En España, el jardín es uno de los consumos domésticos de agua más fáciles de reducir sin renunciar a nada. La razón es sencilla: la mayoría de los jardines se riegan mal, no poco. Se riega con manguera a mediodía, se riega todos los días un poco, se riega el césped como si estuviéramos en Irlanda y se riega igual en abril que en agosto. Corrigiendo solo el método —sin cambiar una sola planta— es perfectamente realista bajar el consumo entre un 30 y un 50 %.

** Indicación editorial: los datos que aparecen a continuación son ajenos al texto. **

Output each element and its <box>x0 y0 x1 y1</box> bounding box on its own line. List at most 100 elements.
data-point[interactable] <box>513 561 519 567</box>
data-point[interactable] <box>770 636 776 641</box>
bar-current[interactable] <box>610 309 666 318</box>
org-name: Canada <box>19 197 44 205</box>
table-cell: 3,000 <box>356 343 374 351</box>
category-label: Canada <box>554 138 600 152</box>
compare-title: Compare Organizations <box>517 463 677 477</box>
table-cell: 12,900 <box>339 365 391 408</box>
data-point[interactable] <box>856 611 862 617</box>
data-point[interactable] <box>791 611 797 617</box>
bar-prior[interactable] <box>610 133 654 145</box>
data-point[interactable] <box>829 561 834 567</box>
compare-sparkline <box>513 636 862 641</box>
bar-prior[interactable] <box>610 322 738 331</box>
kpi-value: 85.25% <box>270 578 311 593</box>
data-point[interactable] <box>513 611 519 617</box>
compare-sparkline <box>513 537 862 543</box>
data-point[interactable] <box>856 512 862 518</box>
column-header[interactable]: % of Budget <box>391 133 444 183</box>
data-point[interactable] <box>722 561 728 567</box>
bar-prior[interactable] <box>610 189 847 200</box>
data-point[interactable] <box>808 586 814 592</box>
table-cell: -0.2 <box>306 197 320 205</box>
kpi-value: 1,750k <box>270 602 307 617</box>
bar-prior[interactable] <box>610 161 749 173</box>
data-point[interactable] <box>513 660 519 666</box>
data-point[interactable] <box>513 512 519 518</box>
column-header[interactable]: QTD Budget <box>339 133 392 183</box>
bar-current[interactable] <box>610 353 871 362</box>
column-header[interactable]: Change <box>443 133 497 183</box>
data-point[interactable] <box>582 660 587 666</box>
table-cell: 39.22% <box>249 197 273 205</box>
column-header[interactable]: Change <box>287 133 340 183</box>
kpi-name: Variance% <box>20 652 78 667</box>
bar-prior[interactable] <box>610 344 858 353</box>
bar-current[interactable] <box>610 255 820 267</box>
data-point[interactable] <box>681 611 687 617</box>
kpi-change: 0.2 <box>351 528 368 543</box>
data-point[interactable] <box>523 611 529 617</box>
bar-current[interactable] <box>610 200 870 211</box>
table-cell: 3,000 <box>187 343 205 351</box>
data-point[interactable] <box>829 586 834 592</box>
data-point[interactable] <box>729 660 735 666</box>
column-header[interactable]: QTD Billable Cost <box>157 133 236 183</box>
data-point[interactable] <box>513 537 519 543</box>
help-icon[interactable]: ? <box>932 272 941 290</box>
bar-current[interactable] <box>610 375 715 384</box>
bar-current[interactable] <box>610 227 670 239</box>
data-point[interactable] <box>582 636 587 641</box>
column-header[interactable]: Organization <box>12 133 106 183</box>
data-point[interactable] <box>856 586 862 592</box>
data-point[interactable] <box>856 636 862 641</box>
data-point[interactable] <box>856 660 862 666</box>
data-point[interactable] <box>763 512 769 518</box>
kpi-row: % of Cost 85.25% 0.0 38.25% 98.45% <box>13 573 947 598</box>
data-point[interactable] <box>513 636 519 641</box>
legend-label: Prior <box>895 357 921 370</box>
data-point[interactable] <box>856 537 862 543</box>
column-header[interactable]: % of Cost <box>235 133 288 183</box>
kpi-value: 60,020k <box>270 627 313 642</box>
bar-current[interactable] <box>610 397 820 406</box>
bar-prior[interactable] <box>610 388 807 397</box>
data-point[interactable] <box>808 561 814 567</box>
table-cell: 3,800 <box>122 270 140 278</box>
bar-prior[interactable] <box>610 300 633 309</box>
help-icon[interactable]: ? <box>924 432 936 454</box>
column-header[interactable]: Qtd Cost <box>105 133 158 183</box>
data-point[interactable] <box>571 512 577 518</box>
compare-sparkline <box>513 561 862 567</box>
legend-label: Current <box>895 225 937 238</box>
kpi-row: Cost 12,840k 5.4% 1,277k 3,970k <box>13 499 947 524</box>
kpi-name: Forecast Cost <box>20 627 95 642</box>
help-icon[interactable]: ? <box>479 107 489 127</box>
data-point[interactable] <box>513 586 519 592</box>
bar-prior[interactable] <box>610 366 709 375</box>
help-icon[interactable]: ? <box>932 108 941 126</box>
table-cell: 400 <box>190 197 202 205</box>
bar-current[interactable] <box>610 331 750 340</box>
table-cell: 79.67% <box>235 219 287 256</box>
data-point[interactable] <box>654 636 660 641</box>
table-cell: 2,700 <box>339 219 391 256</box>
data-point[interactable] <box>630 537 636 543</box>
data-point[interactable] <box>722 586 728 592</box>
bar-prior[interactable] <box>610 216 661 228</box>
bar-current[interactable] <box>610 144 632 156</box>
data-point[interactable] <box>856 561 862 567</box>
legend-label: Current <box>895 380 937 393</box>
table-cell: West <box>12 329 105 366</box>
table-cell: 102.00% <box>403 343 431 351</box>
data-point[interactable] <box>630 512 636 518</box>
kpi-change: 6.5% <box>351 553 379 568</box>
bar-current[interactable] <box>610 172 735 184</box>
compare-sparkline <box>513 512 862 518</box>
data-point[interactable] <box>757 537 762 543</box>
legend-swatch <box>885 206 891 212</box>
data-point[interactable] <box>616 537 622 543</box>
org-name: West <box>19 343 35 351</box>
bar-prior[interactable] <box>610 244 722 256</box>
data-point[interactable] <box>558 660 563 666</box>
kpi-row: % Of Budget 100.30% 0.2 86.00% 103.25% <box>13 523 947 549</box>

Este artículo va de las dos cosas que hacen falta: las herramientas que reparten el agua donde tiene que ir, y las decisiones de diseño y manejo que hacen que se necesite menos agua desde el principio. Lo segundo importa más que lo primero, aunque se hable menos de ello.

Riego eficiente de plantas en el jardín

El error de fondo: regar poco y a menudo

Antes de comprar nada, hay que desmontar la creencia más extendida de la jardinería doméstica española: que regar un poquito todos los días es lo correcto.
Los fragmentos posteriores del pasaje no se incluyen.